Now Justice Heath has made a formal declaration that the law is inconsistent with the Bill of Rights and is unjustified.

Under New Zealand law, Parliament can pass legislation that is inconsistent with the Bill of Rights if there are justifiable grounds for doing so.

However, Justice Heath found that the law was full of inconsistencies and would lead to arbitrary outcomes.

One example he gave was home detention, where the person would keep their right to vote, whereas a person sentenced to the same amount of time in prison would be disenfranchised.

Voting was one of the most fundamental aspects of a democracy, Justice Heath said.

"The purpose of a formal declaration is to draw to the attention of the New Zealand public that Parliament has enacted legislation inconsistent with a fundamental right."

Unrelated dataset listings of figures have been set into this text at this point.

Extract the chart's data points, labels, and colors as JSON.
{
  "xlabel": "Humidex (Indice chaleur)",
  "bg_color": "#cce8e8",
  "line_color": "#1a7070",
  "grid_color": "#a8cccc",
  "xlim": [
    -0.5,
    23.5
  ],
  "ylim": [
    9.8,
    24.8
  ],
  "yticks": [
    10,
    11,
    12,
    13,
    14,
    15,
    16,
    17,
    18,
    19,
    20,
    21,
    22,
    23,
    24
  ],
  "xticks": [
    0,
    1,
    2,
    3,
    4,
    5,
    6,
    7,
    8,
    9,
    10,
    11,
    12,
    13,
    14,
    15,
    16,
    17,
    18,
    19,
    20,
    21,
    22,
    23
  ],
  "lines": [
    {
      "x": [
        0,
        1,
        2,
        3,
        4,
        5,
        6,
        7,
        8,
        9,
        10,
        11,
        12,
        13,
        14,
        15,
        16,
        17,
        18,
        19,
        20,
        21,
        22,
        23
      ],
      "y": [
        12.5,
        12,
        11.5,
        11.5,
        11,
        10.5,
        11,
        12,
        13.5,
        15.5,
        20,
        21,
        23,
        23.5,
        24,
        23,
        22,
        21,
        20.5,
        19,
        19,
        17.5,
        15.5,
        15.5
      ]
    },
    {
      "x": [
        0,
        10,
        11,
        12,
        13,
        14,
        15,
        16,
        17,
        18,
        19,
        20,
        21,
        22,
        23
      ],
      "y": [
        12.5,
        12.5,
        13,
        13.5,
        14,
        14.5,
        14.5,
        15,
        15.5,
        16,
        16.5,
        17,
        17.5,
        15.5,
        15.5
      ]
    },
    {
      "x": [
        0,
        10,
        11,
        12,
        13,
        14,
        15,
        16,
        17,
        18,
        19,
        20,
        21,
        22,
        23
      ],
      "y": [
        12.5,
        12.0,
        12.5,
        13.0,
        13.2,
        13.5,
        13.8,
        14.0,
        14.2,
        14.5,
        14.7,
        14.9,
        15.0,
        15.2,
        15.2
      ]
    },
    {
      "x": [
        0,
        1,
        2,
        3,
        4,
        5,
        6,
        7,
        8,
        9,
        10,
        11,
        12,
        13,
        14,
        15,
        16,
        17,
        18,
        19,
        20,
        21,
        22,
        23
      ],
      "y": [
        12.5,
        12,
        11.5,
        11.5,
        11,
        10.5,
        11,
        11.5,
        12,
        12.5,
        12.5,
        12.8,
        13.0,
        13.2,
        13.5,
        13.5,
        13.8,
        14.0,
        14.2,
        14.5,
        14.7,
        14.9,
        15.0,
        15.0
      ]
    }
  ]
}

In a recorded statement sent to Radio New Zealand, Arthur Taylor said he was "rapt" with the court ruling.

"His Honour Justice Heath's very courageous decision strikes a strong blow for the rule of law, not only for prisoners, but all other New Zealanders, in upholding their fundamental rights against even the Parliament," he said.

Decision a moral signal

A professor of law at Otago University, Andrew Geddis, said Parliament was not legally obliged to reconsider the legislation.

However, the declaration was a strong moral signal to do so, he said.

"It's the first time that the court has used the Bill of Rights Act to send a direct message back to Parliament, to say ... that a law that Parliament has passed is just unjustified.

"It's a bad law, so even though it still exists and has to be applied, it's not a good one," Mr Geddis said.

An earlier High Court judgment had already criticised the law as "constitutionally objectionable".

Justice Ellis ruled last year that she could not overturn the ban because it had been lawfully passed by Parliament.

But she used her court judgment to spell out in detail the various criticisms of the law, and wrote that Taylor was "not some vexatious voice in the wilderness" on the issue.

"I think it is important to record that there is considerable, and considered, support for the position he is advancing."

The Greens and Labour were among those calling last night for the ban to be reconsidered.

A spokesperson for Justice Minister Amy Adams, said the minister was still considering the judgment.

"But it's worth noting that, as the judge has stated, the finding that a piece of legislation breached the Bill of Rights Act does not invalidate the legislation."